# If f(x)=1/(x+1) how do you evaluate (f(x+h)-f(x))/h?

Aug 2, 2016

$\frac{f \left(x + h\right) - f \left(x\right)}{h} = \frac{- 1}{\left(x + h + 1\right) \left(x + 1\right)}$

#### Explanation:

As $f \left(x\right) = \frac{1}{x + 1}$, f(x+h)=1/(x+h+1)# and

$\frac{f \left(x + h\right) - f \left(x\right)}{h}$

= $\frac{\frac{1}{x + h + 1} - \frac{1}{x + 1}}{h}$

= $\frac{\frac{x + 1 - x - h - 1}{\left(x + h + 1\right) \left(x + 1\right)}}{h}$

= $\frac{\frac{- h}{\left(x + h + 1\right) \left(x + 1\right)}}{h}$

= $\frac{- h}{\left(x + h + 1\right) \left(x + 1\right)} \times \frac{1}{h}$

= $\frac{- 1}{\left(x + h + 1\right) \left(x + 1\right)}$

Aug 2, 2016

$- \frac{1}{\left(x + 1\right) \left(x + h + 1\right)}$

#### Explanation:

$f \left(x\right) = \frac{1}{x + 1} \Rightarrow f \left(x + h\right) = \frac{1}{x + h + 1}$

$\Rightarrow f \left(x + h\right) - f \left(x\right) = \frac{1}{x + h + 1} - \frac{1}{x + 1} = \frac{x + 1 - x - h - 1}{\left(x + 1\right) \left(x + h + 1\right)}$.

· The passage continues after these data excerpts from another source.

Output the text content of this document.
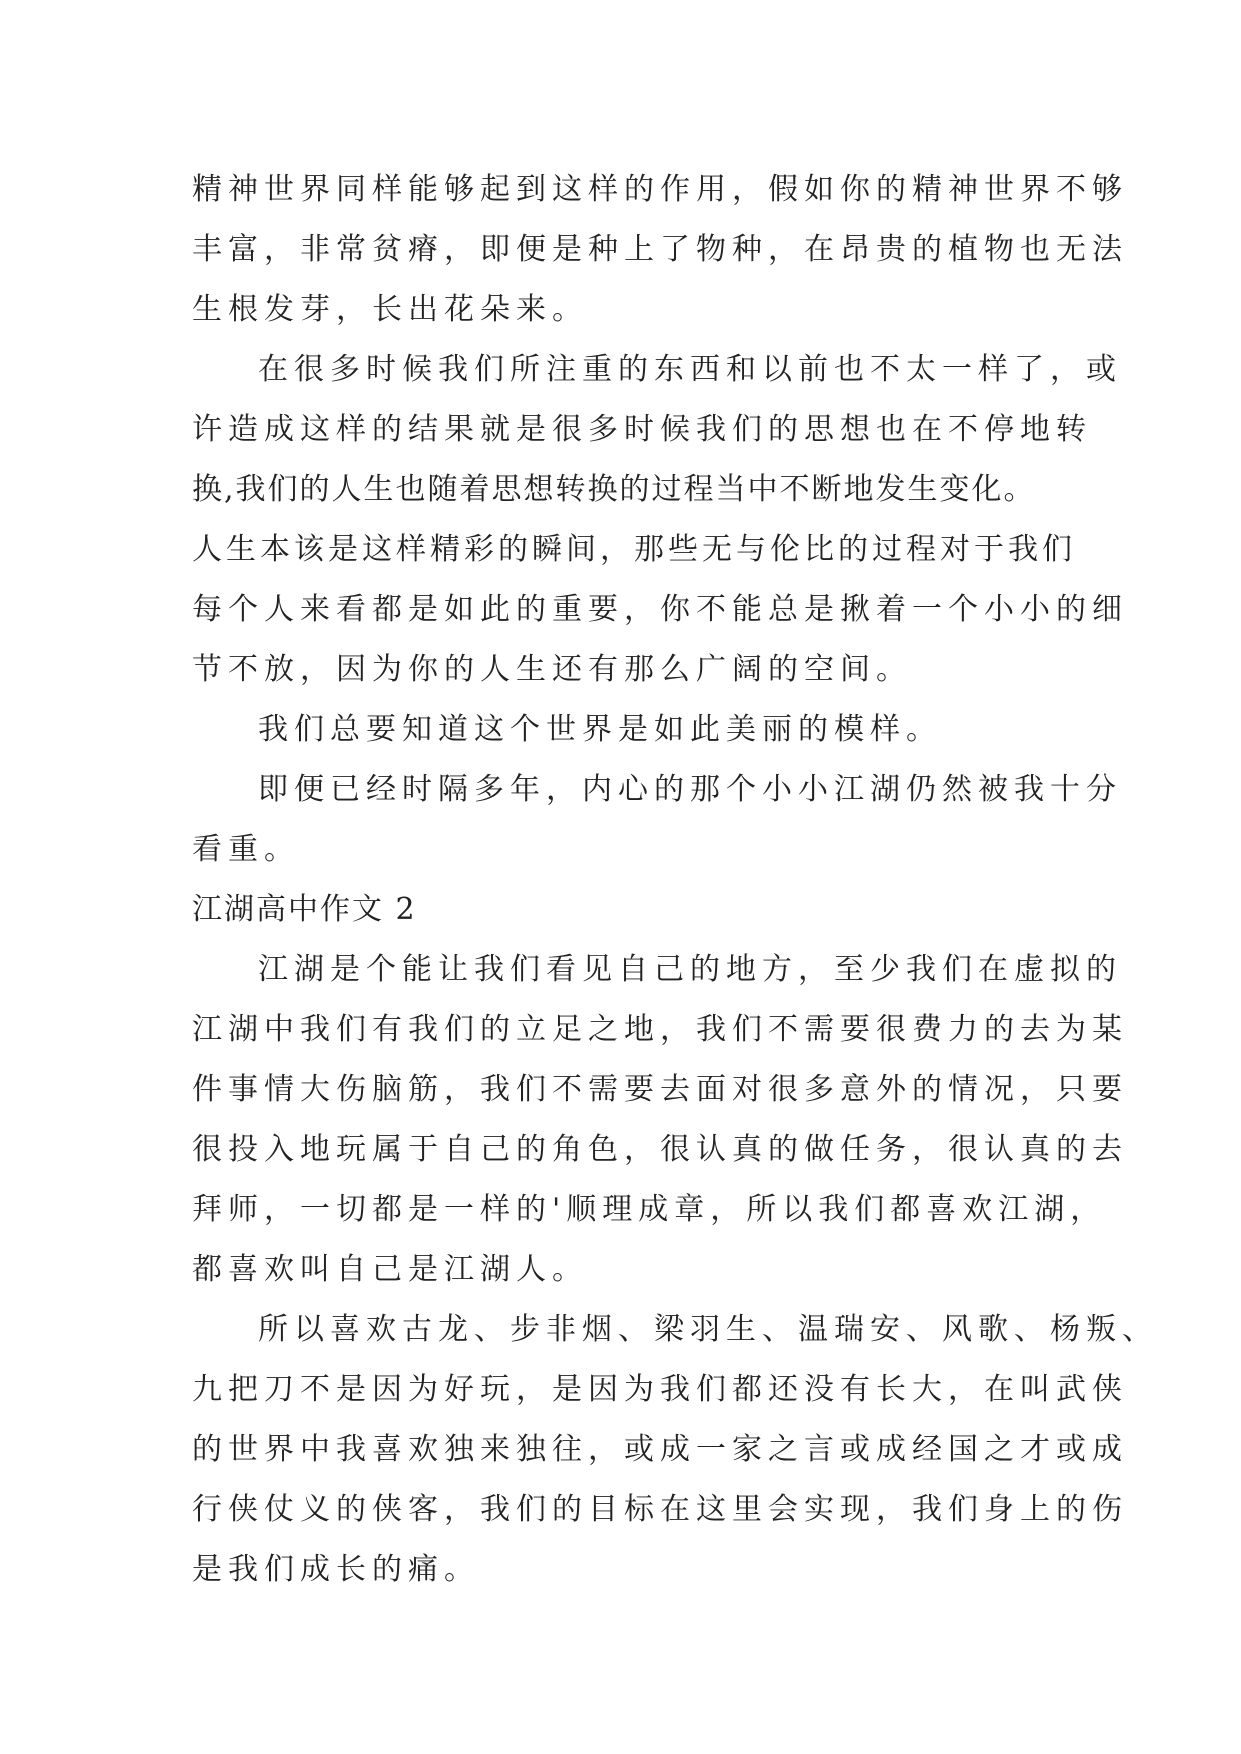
精神世界同样能够起到这样的作用，假如你的精神世界不够
丰富，非常贫瘠，即便是种上了物种，在昂贵的植物也无法
生根发芽，长出花朵来。
在很多时候我们所注重的东西和以前也不太一样了，或
许造成这样的结果就是很多时候我们的思想也在不停地转
换,我们的人生也随着思想转换的过程当中不断地发生变化。
人生本该是这样精彩的瞬间，那些无与伦比的过程对于我们
每个人来看都是如此的重要，你不能总是揪着一个小小的细
节不放，因为你的人生还有那么广阔的空间。
我们总要知道这个世界是如此美丽的模样。
即便已经时隔多年，内心的那个小小江湖仍然被我十分
看重。
江湖高中作文 2
江湖是个能让我们看见自己的地方，至少我们在虚拟的
江湖中我们有我们的立足之地，我们不需要很费力的去为某
件事情大伤脑筋，我们不需要去面对很多意外的情况，只要
很投入地玩属于自己的角色，很认真的做任务，很认真的去
拜师，一切都是一样的'顺理成章，所以我们都喜欢江湖，
都喜欢叫自己是江湖人。
所以喜欢古龙、步非烟、梁羽生、温瑞安、风歌、杨叛、
九把刀不是因为好玩，是因为我们都还没有长大，在叫武侠
的世界中我喜欢独来独往，或成一家之言或成经国之才或成
行侠仗义的侠客，我们的目标在这里会实现，我们身上的伤
是我们成长的痛。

$= - \frac{h}{\left(x + 1\right) \left(x + h + 1\right)}$

$\Rightarrow \frac{f \left(x + h\right) - f \left(x\right)}{h} = - \frac{\cancel{h}}{\cancel{h} \left(x + 1\right) \left(x + h + 1\right)}$

$= - \frac{1}{\left(x + 1\right) \left(x + h + 1\right)}$.